Walter v. Morton, 33 F.3d 1240, 1243 (10th Cir.1994) (citations omitted). The Environment Department had the right to enforce valid regulations without fear of litigation. Moongate has not presented any evidence that the Regulations are inappropriate. Defendants furthermore did not exceed the scope of the Regulations; they merely required Moongate to adhere to them.
“There is a clear distinction between the grant of tenure to an employee—a right which cannot be conferred by judicial fiat—and the prohibition of a discharge for a particular impermissible reason.” Rutan v. Republican Party of Illinois, 497 U.S. 62, 81, 110 S.Ct. 2729, 2740, 111 L.Ed.2d 52 (1990) (Stevens, J., concurring) (quoting Illinois State Employees Union v. Lewis, 473 F.2d 561, 568 (7th Cir.1972), cert. denied, 410 U.S. 928, 93 S.Ct. 1364, 35 L.Ed.2d 590 (1973)). Moongate does not present enough evidence regarding retaliatory intent to survive summary judgment. Furthermore, the state has the right to enforce its rules protecting compelling state interests. Summary judgment is affirmed as to Defendants on the retaliation claims.
E. SUPERVISION
Moongate claims that the violation of its rights in the inconsistent treatment of its well applications was thе result of poor Environment Department supervision. Moongate contends that Sisneros’ and Espinosa‘s indifference to the supervisory process violated Section 1983. We disagree.

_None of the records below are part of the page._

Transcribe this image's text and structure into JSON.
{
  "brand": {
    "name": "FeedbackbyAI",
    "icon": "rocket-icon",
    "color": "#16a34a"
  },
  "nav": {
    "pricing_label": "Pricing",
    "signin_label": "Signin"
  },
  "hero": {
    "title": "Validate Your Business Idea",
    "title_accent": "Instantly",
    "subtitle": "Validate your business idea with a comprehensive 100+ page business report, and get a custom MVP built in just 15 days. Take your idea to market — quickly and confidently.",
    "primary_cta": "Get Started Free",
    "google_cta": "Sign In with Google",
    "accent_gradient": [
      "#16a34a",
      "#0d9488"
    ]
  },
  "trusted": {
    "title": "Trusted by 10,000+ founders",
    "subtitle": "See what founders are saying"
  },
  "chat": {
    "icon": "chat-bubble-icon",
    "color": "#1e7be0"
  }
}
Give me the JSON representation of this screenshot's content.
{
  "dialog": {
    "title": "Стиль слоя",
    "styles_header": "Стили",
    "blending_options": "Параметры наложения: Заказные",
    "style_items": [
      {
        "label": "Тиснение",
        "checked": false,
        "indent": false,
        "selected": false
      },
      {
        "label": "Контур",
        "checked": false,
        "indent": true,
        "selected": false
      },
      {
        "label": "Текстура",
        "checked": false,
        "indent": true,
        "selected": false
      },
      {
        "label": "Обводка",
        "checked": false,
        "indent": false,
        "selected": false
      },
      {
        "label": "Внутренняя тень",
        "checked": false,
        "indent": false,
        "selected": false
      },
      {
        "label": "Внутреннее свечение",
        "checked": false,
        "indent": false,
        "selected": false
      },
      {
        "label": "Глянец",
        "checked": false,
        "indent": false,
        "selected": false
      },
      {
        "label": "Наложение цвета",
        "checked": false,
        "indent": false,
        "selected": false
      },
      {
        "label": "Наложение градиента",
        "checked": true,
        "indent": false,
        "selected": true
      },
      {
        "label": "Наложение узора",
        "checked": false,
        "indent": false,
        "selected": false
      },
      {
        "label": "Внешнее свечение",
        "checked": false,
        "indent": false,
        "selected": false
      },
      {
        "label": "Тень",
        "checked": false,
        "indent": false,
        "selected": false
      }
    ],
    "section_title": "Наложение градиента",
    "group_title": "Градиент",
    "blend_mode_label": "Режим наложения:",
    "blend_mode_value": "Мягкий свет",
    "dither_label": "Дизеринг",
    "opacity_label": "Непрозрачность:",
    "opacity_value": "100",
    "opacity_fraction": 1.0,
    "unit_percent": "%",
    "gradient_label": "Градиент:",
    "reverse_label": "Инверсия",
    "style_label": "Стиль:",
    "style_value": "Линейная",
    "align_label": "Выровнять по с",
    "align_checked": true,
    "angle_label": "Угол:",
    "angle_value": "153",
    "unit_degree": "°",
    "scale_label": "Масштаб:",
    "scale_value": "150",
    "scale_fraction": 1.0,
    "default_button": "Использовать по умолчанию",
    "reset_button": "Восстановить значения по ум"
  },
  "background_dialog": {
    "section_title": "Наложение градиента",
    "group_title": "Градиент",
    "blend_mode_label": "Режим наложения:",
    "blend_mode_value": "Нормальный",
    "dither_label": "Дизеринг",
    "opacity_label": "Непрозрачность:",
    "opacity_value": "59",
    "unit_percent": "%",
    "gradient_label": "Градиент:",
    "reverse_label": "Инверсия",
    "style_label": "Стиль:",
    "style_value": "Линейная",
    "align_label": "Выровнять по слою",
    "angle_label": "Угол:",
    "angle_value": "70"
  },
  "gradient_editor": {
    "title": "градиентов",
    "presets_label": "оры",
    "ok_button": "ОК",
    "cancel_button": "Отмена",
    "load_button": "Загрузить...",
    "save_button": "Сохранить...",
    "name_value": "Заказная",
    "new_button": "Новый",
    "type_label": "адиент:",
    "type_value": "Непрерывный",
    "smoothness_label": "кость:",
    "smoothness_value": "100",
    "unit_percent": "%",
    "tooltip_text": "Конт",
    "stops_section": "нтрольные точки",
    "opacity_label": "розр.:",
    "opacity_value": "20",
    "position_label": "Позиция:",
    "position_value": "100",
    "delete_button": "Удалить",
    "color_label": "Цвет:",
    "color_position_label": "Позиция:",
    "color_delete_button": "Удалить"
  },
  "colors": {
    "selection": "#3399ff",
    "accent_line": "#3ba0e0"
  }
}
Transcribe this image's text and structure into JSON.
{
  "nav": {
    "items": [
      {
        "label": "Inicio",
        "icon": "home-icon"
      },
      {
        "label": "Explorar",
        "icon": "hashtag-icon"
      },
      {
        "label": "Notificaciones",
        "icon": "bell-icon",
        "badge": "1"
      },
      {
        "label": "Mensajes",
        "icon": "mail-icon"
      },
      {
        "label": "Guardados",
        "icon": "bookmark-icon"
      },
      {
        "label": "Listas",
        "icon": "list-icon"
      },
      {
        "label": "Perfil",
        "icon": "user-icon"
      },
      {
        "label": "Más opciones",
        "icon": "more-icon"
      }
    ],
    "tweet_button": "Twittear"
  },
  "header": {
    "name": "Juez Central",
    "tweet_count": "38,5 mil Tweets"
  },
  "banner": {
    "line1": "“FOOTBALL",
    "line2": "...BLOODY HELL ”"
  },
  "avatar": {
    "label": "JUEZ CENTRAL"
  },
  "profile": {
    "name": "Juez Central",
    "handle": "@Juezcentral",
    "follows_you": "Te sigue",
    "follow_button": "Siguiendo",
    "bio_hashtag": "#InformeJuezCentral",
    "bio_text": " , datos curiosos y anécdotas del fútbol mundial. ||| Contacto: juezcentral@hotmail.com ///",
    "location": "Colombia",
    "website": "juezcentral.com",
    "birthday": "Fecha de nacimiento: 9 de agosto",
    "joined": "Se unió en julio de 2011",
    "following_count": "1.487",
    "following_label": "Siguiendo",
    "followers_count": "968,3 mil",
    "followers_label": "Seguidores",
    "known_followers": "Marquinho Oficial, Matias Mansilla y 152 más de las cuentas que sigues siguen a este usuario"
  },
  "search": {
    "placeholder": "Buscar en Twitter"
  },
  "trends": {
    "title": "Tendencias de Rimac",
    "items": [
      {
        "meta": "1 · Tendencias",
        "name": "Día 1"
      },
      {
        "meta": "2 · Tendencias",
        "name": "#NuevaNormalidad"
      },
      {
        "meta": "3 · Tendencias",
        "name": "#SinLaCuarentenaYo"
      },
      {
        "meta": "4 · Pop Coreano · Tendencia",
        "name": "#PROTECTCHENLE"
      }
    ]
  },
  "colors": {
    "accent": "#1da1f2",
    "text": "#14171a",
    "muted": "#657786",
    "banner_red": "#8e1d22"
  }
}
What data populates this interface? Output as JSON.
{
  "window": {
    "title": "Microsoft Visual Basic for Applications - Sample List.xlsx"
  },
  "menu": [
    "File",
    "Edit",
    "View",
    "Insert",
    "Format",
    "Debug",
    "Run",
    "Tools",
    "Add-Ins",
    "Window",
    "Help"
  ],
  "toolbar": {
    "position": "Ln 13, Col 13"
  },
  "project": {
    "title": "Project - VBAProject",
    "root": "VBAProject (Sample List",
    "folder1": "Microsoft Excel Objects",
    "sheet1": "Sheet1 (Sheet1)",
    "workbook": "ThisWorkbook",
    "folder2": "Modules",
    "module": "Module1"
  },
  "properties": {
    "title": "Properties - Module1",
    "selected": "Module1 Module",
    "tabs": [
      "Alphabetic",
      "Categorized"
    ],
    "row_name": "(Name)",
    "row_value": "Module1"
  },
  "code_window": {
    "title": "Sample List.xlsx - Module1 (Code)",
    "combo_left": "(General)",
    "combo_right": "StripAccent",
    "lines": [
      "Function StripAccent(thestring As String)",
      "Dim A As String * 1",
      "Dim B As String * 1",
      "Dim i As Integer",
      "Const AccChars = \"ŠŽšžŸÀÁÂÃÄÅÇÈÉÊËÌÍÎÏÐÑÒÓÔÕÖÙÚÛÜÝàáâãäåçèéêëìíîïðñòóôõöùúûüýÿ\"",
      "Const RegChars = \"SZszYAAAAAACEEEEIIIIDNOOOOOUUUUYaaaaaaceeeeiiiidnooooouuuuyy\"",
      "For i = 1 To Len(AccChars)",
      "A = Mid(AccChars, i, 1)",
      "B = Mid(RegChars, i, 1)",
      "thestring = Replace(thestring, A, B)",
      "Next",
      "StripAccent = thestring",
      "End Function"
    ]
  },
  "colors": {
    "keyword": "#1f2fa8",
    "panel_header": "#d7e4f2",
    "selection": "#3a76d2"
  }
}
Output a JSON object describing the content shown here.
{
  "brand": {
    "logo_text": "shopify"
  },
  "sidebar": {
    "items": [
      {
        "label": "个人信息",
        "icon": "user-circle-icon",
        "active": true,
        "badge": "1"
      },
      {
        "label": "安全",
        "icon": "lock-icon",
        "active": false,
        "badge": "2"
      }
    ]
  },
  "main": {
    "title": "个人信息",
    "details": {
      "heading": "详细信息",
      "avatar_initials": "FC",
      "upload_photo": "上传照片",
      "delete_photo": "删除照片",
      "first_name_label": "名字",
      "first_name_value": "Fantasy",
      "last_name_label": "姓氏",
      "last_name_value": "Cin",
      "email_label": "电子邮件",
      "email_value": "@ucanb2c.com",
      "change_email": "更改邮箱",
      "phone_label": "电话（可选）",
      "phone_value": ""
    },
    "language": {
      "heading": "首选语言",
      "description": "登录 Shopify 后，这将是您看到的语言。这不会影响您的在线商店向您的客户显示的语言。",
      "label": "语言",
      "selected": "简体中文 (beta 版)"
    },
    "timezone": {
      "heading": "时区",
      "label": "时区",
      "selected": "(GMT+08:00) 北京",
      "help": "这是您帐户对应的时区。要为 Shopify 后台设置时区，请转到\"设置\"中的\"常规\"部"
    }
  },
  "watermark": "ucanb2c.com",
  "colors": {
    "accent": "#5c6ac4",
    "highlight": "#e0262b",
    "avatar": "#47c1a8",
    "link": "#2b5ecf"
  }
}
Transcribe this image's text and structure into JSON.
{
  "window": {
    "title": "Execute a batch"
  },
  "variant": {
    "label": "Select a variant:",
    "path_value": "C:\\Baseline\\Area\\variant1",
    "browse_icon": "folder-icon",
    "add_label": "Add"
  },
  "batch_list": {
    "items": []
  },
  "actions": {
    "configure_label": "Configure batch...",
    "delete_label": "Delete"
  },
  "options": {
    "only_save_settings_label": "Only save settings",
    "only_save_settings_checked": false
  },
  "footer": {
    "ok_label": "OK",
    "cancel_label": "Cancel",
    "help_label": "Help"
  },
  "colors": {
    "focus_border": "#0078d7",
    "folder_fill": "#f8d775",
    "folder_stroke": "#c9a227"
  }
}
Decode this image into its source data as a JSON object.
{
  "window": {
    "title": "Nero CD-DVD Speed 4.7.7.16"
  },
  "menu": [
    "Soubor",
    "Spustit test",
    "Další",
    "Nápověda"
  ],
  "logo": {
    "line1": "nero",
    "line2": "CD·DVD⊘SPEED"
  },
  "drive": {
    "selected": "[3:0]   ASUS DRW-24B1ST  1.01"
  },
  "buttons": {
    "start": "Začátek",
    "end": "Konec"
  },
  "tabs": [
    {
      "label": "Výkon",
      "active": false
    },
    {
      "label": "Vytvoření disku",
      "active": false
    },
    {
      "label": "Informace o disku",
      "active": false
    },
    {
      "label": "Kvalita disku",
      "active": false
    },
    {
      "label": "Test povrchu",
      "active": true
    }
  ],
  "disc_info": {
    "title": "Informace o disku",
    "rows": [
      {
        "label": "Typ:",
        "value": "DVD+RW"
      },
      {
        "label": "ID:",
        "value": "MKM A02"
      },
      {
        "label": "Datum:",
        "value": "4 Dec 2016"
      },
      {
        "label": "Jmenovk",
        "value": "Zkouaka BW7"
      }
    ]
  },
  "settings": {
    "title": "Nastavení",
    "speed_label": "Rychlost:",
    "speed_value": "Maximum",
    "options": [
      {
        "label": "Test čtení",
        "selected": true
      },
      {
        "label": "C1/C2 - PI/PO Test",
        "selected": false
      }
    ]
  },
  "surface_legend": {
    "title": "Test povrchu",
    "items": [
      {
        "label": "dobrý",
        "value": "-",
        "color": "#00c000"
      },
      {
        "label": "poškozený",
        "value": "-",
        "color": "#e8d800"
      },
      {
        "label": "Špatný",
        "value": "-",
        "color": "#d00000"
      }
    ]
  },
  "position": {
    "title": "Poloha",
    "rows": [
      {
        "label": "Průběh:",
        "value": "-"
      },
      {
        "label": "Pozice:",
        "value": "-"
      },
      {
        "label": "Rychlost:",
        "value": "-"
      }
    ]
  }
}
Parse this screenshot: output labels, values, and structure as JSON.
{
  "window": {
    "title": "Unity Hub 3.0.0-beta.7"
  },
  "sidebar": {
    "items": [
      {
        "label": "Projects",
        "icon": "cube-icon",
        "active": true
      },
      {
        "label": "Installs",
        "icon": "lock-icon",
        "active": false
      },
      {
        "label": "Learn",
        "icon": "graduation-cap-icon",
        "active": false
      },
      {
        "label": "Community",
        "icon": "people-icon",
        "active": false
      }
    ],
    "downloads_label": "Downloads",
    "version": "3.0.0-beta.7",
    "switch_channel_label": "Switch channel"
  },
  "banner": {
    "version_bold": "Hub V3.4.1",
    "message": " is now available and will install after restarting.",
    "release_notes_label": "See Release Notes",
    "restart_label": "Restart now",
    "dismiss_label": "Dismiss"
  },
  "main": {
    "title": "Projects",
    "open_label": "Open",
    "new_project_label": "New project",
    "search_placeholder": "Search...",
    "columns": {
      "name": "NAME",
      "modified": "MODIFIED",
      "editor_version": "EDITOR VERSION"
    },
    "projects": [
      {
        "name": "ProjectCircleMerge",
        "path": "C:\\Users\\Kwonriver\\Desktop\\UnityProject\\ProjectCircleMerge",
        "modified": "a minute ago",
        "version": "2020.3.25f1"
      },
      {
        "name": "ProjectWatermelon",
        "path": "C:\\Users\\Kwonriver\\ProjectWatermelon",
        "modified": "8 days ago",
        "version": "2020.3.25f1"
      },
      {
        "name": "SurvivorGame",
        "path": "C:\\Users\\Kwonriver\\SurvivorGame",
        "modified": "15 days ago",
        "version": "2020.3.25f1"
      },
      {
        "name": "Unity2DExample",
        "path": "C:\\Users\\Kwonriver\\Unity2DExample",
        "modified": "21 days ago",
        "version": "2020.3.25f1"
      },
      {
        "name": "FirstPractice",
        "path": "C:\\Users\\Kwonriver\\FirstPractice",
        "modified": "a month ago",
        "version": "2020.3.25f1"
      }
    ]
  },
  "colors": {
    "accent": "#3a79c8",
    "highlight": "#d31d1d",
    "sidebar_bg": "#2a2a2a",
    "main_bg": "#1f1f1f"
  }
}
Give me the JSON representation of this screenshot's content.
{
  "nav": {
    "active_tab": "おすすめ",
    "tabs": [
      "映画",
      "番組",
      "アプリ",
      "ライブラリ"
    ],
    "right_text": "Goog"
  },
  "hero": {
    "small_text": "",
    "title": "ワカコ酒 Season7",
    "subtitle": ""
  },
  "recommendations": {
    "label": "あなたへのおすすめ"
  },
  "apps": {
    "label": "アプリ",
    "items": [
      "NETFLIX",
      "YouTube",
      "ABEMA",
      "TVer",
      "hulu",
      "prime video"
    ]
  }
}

The concept of respondeat superior is not applicable to Section 1983 cases. Monell v. Department of Social Servs., 436 U.S. 658, 691, 98 S.Ct. 2018, 2036, 56 L.Ed.2d 611 (1978). “[E]ach defendant, whether individual or entity, may be held liable only for that defendant‘s own wrongs.” 1 Section 1983 Litigation, supra, § 6.4, at 317. Supervising officers may not be subjected to Section 1983 liability simply by way of their control over subordinates. Id. Moongate has presented no evidence of any independent wrongdoing by either Espinosa оr Sisneros. See Haynesworth v. Miller, 820 F.2d 1245, 1262 (D.C.Cir.1987). Furthermore, as stated above, Moongate‘s constitutional rights were not violated. Therefore summary judgment was appropriate as to Espinosa and Sisneros.
F. QUALIFIED IMMUNITY
Defendants argue that they are entitled to qualified immunity because Moongate has not proved that their conduct violated any clearly established constitutional rights. See Harlow v. Fitzgerald, 457 U.S. 800, 102 S.Ct. 2727, 73 L.Ed.2d 396 (1982). For Moongate to defeat Defendants’ qualified immunity, it must specifically show that Defendants: (1) violated a clearly established constitutional right; аnd (2) acted under color of state law. Pueblo Neighborhood Health Ctrs., Inc. v. Losavio, 847 F.2d 642, 645 (10th Cir.1988). As discussed above, however, Moongate has not shown that its federal rights have been violated. Because we affirm summary judgment in favor of Defendants, we need not address the defense of qualified immunity.
CONCLUSION
“To the victor belong only those spoils that may be constitutionally obtained.” Rutan, 497 U.S. at 64, 110 S.Ct. at 2731. New Mexico has a compelling state interest in protecting its citizens from contaminated water, and the Environment Department is held to defend that interest. All water users in the state must comply with the Regulations, and the Environment Department has the authority to deny well applications. Moongate was warned that it must comply with the Regulations or face denial of its applications; Moongate did not comply and the applications were denied. The intervening court case was immaterial. We find that Defendants did not violate Moongate‘s consti- tutional
IT IS SO ORDERED.
DONNELLY, J., concurs.
HARTZ, J., specially concurs.
HARTZ, Judge, specially concurring.
I concur in the judgment and join in all of Judge Alarid‘s opinion for the panel except for the last two paragraphs of Section D.